Gould's brother is Wayne Gould, best known for popularising Sudoku. They are descendants of George Gould, a former chairman of the New Zealand Shipping Company. In 1967, Bryan Gould married Gillian Anne Harrigan, and the couple went on to have two children.

Parliamentary career

Having fought the seat unsuccessfully in February 1974, Gould was elected Labour MP for Southampton Test in October 1974 and held it until 1979. He worked as a television journalist from 1979 to 1983, and was then elected as MP for Dagenham from 1983, holding the seat until he resigned on 17 May 1994.
Gould was a member of Neil Kinnock's Shadow Cabinet, serving first as Shadow Chief Secretary to the Treasury, then as spokesman on Trade and Industry, the Environment, and later on Heritage. In 1992 he founded the Full Employment Forum. Later that year he was defeated in the leadership election to succeed Kinnock after the general election, which Labour lost to the Conservative Party for the fourth election in succession. John Smith won the leadership contest, but Gould resigned from Smith's Shadow Cabinet on 27 September 1992 when the Shadow Cabinet rejected a referendum on the Maastricht Treaty and in protest against Labour's support for the European Exchange Rate Mechanism.
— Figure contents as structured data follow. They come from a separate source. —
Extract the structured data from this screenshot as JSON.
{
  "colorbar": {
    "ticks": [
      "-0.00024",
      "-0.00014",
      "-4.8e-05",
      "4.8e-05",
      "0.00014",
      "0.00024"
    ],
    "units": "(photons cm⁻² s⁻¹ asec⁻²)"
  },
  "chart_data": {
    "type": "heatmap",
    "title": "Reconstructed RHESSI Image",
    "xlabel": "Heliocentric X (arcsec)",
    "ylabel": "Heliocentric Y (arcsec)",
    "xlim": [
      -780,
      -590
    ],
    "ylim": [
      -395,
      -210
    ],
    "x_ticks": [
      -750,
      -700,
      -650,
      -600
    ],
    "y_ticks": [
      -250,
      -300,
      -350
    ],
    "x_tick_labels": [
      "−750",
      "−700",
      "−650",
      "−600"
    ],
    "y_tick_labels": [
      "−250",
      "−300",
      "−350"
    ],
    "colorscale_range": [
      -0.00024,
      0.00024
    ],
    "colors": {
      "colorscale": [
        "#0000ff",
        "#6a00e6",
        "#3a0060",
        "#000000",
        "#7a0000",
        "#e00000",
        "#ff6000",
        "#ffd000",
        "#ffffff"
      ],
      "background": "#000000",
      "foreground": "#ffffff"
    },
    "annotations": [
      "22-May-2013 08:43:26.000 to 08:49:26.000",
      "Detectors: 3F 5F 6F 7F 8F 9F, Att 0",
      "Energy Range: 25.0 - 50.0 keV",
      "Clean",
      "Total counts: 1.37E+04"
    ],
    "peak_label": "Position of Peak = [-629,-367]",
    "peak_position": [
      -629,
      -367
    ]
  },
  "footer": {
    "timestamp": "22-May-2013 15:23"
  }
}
He resigned his parliamentary seat in May 1994 when he was about to return to New Zealand.

After Parliament

In July 1994, Gould returned to New Zealand and became Vice-Chancellor of the University of Waikato, serving until his retirement in 2004. In this position, Gould was instrumental in initiating The Great Race, a rowing race for Waikato University against international universities on the Waikato River. The Bryan Gould Cup for the women's eights race is named after him.
In the 2005 Queen’s Birthday Honours, Gould was appointed a Companion of the New Zealand Order of Merit, for services to tertiary education. In October 2006, he was awarded an honorary doctorate by the University of Waikato. He is a board member of TVNZ.